For more information on the topic of self-regulation see the resource What Self Regulation Means to You – Fact Sheet
Individual Obligations as a Registered Nurse
Registered nurses in Nova Scotia are obligated to:
- Maintain a current licence
- Practice within the scope of practice of the profession and within their individual scope of practice
- Adhere to the standards for nursing practice and the CNA Code of Ethics
- Ensure individual continuing competence
- Practice according to the legislation and regulatory policies that apply to their practice
- Maintain a professional presence
- Practice within professional boundaries
- Participate in College programs such as Continuing Competence
If at any time you have questions regarding regulation, the practice of nursing in Nova Scotia, or the contents of this resource feel free to contact College staff.
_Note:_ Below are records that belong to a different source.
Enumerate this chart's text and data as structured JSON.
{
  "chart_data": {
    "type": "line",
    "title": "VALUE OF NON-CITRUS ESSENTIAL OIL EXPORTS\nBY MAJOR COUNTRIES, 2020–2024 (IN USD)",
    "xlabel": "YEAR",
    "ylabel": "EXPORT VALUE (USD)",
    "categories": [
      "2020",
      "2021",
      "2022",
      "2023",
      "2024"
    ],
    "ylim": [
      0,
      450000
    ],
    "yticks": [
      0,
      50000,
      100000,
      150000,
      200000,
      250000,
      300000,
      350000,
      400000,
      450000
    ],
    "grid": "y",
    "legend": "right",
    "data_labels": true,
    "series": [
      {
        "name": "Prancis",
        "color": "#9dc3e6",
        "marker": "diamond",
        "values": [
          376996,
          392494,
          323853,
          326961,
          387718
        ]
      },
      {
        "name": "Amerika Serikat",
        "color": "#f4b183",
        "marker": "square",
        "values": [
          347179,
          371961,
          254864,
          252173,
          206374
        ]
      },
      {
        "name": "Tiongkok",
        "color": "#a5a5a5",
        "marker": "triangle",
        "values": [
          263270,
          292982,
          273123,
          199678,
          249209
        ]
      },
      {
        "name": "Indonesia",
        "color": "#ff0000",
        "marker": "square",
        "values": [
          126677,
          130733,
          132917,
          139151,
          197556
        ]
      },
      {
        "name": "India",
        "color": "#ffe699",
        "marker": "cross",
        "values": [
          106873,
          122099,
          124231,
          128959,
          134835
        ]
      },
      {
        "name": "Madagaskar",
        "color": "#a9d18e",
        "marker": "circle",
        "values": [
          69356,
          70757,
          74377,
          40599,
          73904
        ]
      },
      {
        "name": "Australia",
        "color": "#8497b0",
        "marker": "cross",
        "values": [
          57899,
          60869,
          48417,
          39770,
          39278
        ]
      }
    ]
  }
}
Other Nursing Organizations
As you begin professional practice as a registered nurse and throughout your career you will probably have contact with other nursing organizations such as:
- Canadian Nurses Association
- Canadian Nurses Protective Society
- Canadian Council of Registered Nurse Regulators
- Canadian Nurses Foundation
You can contact the unions representing registered nurses in Nova Scotia at:
In Nova Scotia licensed practical nurses can identify themselves as nurses and describe their activities as nursing. Contact the College of Licensed Practical Nurses of Nova Scotia for more information.
In addition, there are a number of nursing specialty interest groups such as the Nova Scotia Gerontological Nurses Association; Mental Health Nurses Association of Nova Scotia (MHNANS) and the Family Practice Nurses Association of Nova Scotia to name a few.